To make the toasted cake crumbs:
Once the cake is completely cool and you've removed it from the baking tin, carefully slice off the top brown crust. For the sides, just gently rub your fingers back and forth against it and the crust should fall off easily. You will be left with a clean cake like this...
|Wrap this cake in cling film, place in a plastic bag and refrigerate or freeze first.|
And scraps like these...
Place the scraps in a tray and bake in a preheated 180 deg C oven for a few minutes, till dry and crispy, then crumble them with your fingers. Store in a ziploc bag or in a small airtight container for use later.
|My crumbs did look too brown (because they were from the crusts) but not burned.|
Alternatively, if you don't like to use the cake scraps, just horizontally slice off about a 1/4" thick layer of cake, then toast this instead to get lighter coloured crumbs.
To make dulce de leche:
There are several ways to make dulce de leche from a can of sweetened condensed milk. Some boil the can itself in a pot for several hours, some do it in a pressure cooker. I personally prefer the oven method.
Pour boiling water into the larger tray until it reaches at least halfway the sides of the dish. Bake in a preheated 200 deg C oven for 1 1/4 - 1 1/2 hours. Check occasionally and refill the tray with boiling water, if needed. Let the dulce de leche cool down then whisk until it becomes smooth. Set aside covered in the fridge until needed.
Before using, warm slightly in the microwave to make it softer and more fluid then whisk.
To make the pastry cream:
You will need:
1 1/4 cups fresh (whole) milk
3 large eggyolks **
1/4 cup sugar
pinch of salt
2 tablespoons plus 2 teaspoons cornstarch
1 teaspoon vanilla extract
** Reserve the eggwhites for the buttercream.
In a small jug, whisk together the eggyolks, sugar, salt and cornstarch. Set aside.
In a small saucepan, over low to medium heat, warm the milk just until it starts to boil. Without turning off the heat, pour some of the milk into the eggyolk mixture to temper the eggs. Mix until smooth. Pour this back into the remaining milk in the saucepan. Mix until the pastry cream reaches a very thick consistency. Off the fire, mix in the vanilla extract.
Transfer the pastry cream to a small bowl or container then place cling film directly over the surface to prevent a skin from forming. Place in the fridge for a few hours or overnight.
Before using, whisk the pastry cream until it goes back to its creamy consistency.
To make the dulce de leche Swiss meringue buttercream:
Follow the same recipe and procedure as detailed here but lessen the sugar to 1/2 cup.

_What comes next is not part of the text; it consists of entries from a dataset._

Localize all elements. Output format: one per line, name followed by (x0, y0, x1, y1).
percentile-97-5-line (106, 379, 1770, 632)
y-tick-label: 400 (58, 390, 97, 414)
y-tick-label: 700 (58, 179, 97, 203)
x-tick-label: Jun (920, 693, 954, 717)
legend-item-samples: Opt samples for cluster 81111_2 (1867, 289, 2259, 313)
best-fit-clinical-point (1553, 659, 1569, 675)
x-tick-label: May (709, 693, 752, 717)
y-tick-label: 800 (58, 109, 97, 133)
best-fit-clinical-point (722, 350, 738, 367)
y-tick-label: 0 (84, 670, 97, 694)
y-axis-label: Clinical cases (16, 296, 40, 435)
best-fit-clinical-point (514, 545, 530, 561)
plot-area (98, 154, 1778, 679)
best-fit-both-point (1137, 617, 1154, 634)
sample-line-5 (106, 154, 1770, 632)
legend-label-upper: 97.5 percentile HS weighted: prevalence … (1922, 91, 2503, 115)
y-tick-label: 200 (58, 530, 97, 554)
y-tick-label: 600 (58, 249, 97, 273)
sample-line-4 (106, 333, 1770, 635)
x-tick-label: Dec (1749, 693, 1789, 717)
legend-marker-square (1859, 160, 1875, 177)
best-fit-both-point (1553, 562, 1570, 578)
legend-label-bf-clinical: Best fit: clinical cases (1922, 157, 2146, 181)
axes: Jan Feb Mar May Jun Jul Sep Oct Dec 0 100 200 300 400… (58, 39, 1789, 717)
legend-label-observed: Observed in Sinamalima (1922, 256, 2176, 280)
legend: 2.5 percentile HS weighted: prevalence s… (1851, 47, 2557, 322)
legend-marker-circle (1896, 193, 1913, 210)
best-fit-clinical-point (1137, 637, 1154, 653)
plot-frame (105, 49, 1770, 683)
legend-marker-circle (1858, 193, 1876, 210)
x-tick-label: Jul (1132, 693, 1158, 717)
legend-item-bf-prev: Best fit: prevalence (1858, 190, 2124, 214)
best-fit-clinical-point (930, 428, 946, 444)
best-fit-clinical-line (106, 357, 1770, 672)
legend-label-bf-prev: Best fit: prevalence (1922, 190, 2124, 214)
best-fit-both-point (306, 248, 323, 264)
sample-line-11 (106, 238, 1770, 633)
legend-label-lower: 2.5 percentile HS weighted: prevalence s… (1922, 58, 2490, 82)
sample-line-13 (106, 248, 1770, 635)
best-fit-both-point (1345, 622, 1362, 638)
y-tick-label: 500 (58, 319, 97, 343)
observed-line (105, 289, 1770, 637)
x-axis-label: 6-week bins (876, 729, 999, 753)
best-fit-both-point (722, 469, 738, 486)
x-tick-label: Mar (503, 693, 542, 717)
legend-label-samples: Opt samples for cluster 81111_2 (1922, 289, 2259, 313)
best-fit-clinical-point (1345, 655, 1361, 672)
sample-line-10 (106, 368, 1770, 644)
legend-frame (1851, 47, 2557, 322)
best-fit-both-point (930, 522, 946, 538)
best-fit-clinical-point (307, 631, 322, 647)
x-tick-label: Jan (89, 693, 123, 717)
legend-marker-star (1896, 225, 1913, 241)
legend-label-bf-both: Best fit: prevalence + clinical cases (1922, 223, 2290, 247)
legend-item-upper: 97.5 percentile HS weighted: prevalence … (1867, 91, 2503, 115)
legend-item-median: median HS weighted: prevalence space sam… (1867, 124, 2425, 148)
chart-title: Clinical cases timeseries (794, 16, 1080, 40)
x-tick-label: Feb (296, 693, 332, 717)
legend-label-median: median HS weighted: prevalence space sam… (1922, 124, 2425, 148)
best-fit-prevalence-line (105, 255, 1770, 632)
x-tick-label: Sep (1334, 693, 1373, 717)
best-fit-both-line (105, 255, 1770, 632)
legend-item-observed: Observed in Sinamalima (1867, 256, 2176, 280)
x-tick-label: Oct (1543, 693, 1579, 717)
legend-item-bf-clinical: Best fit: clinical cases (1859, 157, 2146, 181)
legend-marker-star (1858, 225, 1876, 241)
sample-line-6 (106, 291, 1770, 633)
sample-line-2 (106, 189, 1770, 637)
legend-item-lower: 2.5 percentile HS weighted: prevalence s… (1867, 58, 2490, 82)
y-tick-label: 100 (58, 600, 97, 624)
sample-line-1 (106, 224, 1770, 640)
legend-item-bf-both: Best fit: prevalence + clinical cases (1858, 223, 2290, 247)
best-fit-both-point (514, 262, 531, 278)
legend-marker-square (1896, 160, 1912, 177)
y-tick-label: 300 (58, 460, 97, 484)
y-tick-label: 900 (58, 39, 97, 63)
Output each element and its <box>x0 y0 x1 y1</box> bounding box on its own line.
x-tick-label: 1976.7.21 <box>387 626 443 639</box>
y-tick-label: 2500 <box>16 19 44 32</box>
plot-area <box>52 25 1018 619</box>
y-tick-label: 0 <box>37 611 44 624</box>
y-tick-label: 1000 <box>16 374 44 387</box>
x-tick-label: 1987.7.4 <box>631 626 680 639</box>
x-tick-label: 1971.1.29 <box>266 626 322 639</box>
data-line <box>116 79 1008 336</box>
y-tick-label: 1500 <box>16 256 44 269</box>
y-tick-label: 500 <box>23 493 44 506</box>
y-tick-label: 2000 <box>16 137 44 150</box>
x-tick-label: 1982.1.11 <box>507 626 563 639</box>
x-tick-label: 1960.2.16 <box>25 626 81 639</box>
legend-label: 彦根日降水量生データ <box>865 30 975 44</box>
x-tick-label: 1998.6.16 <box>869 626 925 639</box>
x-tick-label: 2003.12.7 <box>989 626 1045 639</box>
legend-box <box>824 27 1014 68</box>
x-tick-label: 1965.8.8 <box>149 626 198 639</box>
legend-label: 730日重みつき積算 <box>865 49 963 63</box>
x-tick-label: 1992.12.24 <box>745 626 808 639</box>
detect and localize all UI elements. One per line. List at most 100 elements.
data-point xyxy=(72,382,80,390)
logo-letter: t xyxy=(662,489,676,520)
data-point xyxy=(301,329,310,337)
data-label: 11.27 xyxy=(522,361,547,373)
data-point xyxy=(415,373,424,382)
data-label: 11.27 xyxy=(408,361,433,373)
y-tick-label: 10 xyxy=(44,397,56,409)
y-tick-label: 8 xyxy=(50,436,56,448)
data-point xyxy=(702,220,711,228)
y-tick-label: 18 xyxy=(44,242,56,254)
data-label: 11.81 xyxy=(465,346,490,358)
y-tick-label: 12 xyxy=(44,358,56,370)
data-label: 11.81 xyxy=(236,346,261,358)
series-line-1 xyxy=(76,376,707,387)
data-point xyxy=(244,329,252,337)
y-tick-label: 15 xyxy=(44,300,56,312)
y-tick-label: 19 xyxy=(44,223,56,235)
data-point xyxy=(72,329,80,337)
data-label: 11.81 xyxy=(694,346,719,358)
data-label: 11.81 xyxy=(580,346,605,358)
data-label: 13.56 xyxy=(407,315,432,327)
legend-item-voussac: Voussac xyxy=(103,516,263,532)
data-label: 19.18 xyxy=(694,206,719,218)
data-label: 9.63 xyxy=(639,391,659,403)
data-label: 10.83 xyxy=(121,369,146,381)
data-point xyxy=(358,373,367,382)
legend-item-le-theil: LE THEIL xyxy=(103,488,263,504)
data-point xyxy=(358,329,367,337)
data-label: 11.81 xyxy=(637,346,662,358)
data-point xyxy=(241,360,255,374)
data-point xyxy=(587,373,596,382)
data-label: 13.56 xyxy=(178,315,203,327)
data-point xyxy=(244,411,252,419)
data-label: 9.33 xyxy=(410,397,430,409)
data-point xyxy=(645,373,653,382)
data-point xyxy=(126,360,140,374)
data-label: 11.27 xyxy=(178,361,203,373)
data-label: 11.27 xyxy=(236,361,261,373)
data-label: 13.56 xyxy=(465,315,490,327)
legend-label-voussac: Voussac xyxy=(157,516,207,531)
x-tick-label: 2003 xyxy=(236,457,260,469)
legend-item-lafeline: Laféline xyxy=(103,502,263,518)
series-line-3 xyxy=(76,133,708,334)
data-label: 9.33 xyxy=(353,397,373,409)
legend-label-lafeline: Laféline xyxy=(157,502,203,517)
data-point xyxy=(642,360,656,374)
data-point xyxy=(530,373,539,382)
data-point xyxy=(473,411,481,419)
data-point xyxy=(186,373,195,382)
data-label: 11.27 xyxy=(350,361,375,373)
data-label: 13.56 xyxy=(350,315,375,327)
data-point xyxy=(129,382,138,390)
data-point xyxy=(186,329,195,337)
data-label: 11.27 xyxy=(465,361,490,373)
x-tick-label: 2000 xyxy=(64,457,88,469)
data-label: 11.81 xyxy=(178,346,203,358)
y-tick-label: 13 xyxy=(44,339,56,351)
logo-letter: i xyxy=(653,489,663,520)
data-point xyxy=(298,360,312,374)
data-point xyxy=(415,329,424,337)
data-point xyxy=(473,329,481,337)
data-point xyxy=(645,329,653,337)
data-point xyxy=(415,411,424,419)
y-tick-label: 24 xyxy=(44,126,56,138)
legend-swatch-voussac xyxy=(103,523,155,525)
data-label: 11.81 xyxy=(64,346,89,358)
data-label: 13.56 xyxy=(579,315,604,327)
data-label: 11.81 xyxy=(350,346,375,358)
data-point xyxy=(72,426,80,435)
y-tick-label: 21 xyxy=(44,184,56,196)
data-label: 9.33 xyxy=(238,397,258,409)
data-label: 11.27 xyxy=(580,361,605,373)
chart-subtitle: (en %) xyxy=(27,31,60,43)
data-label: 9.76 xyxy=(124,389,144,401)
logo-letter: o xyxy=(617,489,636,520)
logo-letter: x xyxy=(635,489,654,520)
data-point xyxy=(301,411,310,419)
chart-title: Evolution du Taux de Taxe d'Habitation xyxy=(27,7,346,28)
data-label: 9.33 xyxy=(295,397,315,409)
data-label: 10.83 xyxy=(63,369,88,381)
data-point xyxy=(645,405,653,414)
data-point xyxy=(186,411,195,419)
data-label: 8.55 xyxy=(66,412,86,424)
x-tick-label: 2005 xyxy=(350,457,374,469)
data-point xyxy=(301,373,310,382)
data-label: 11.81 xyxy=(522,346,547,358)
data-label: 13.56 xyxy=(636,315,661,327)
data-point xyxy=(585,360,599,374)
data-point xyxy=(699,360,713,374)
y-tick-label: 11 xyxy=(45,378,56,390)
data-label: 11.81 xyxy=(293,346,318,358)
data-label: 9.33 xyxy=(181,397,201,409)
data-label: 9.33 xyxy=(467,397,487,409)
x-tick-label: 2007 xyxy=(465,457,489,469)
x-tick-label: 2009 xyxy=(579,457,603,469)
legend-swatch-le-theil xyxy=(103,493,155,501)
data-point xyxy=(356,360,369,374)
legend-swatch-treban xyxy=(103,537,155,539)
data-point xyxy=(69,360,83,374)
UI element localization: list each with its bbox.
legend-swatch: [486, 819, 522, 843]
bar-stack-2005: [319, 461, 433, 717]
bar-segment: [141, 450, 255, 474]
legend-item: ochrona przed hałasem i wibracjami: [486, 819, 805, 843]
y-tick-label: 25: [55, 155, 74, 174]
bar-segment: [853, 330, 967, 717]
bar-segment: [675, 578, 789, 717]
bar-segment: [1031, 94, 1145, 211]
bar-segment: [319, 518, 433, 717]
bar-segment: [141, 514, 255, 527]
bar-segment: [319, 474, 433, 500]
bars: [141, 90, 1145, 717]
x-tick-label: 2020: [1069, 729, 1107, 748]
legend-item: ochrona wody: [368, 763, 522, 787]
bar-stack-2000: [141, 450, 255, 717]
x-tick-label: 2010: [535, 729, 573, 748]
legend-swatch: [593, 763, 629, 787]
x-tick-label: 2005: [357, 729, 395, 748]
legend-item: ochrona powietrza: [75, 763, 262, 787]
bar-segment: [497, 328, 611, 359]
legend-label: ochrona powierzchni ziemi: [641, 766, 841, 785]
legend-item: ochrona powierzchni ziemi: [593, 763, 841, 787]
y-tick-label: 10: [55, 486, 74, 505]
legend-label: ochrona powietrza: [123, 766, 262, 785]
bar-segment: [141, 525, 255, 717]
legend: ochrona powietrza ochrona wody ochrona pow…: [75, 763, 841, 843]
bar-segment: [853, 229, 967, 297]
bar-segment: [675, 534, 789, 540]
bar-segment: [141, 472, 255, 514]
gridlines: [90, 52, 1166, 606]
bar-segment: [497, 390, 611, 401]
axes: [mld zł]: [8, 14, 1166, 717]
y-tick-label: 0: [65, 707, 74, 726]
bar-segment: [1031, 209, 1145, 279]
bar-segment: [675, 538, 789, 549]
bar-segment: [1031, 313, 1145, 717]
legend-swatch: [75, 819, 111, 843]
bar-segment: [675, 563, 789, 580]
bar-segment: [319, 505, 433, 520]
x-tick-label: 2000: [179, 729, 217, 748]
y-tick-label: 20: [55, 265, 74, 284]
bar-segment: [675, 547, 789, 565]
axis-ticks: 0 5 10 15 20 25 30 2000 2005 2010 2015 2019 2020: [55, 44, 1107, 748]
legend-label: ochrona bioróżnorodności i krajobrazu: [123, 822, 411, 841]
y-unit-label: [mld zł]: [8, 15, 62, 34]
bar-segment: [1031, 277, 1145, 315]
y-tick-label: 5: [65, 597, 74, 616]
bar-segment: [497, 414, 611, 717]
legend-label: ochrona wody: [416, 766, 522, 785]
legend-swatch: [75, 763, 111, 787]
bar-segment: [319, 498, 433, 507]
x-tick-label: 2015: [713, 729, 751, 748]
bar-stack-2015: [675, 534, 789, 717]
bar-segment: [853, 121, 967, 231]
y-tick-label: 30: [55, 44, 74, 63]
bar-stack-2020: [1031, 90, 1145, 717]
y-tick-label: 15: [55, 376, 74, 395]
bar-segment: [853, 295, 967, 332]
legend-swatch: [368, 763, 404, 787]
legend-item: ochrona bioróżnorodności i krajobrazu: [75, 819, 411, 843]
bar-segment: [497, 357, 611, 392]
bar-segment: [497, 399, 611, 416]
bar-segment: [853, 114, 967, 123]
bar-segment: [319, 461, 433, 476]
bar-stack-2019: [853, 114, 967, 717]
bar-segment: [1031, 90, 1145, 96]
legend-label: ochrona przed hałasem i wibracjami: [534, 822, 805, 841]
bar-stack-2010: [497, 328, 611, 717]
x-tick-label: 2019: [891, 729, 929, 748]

After the last step, mix in 1/3 cup of dulce de leche. Beat until well combined.
To assemble the cake:
(Remember: Whisk your pastry cream before using to make it smooth. Heat the dulce de leche gently to soften it.)
Cut your cake horizontally in half. Invert top layer onto your cake board, cut side up.
Fill a piping bag fitted with a large star tip with buttercream then pipe a dam around the cake edge. Fill the center of the dam with pastry cream. Top with the other cake layer, cut side down. Cover the whole cake with buttercream.
To cover the cake sides with toasted cake crumbs, lift the cake board with one hand and hold at a slight angle. With the other hand, sprinkle the cake crumbs onto the side of the cake. Do this all around. Be prepared to make a bit of a mess!
Before proceeding, remove the excess cake crumbs that's fallen into your cake board. Clean up your work space!
Refill the same piping bag with the star tip with the remaining buttercream. Pipe large rosettes around the cake top, leaving no spaces in between each. Pour some dulce de leche on the center of the cake. Tap the cake gently or tilt from side to side to help the dulce de leche spread towards the rosette border.
To finish off, garnish each rosette with chocolate flakes or shavings.
By the way, the cake pictured above was for my husband's birthday last Thursday. I didn't eat a slice but since he ate two slices consecutively, that probably meant he liked it, right? My daughter especially loved the buttercream and she normally hates buttercream. I reckon that's good enough to give this cake a thumbs up!